Os Estados Unidos afirmaram nesta terça-feira (5) que já atuam para estabilizar a navegação no Estreito de Ormuz por meio do "Projeto Liberdade", uma missão temporária e distinta de outras operações militares na região, enquanto cobram maior engajamento internacional. As declarações foram feitas pelo secretário de Guerra, Pete Hegseth, e pelo chefe do Estado-Maior Conjunto, general Dan Caine, em coletiva no Pentágono.
Segundo Hegseth, a iniciativa é uma missão temporária e separada da Operação Fúria Épica. Ele ressaltou que Washington "não está procurando uma luta com o Irã", mas busca garantir a liberdade de navegação em meio ao aumento das tensões. "Os EUA estão estabilizando a situação, mas esperam que o mundo também se mobilize", disse.
O secretário acusou Teerã de "assediar navios por tempo demais" na região e reafirmou que o país persa "não controla o Estreito de Ormuz". Hegseth acrescentou que a operação não exigirá a entrada de forças americanas em território, espaço aéreo ou águas iranianas. "Centenas de navios estão se alinhando para transitar pelo estreito", disse, destacando ainda que o bloqueio marítimo dos EUA a portos iranianos segue em vigor.
Caine, por sua vez, detalhou o cenário de segurança, afirmando que o Irã disparou contra embarcações comerciais nove vezes e apreendeu dois navios porta-contêineres desde o anúncio de cessar-fogo.

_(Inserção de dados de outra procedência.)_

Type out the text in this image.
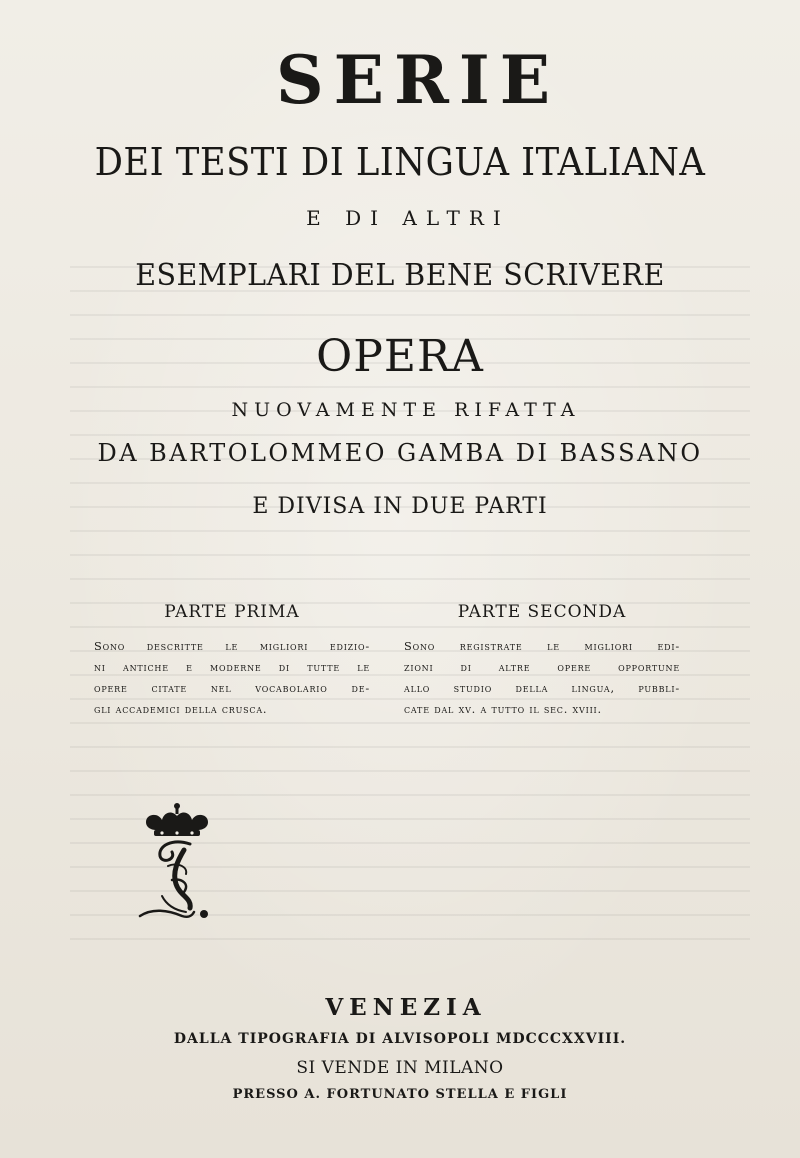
SERIE
DEI TESTI DI LINGUA ITALIANA
E DI ALTRI
ESEMPLARI DEL BENE SCRIVERE
OPERA
NUOVAMENTE RIFATTA
DA BARTOLOMMEO GAMBA DI BASSANO
E DIVISA IN DUE PARTI
PARTE PRIMA
Sono descritte le migliori edizio-
ni antiche e moderne di tutte le
opere citate nel vocabolario de-
gli accademici della crusca.
PARTE SECONDA
Sono registrate le migliori edi-
zioni di altre opere opportune
allo studio della lingua, pubbli-
cate dal xv. a tutto il sec. xviii.
VENEZIA
DALLA TIPOGRAFIA DI ALVISOPOLI MDCCCXXVIII.
SI VENDE IN MILANO
PRESSO A. FORTUNATO STELLA E FIGLI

Segundo ele, 22,5 mil marinheiros permanecem retidos no Golfo sem conseguir transitar.
"O Irã continua a atacar seus vizinhos", disse o general, acrescentando que as ações até agora ficaram abaixo do limiar de uma retomada de combate em larga escala. Ainda assim, Caine enfatizou que navios comerciais "sentirão o poder de combate dos EUA no mar e nos céus" e que as forças americanas seguem prontas para retomar operações militares mais amplas caso seja necessário.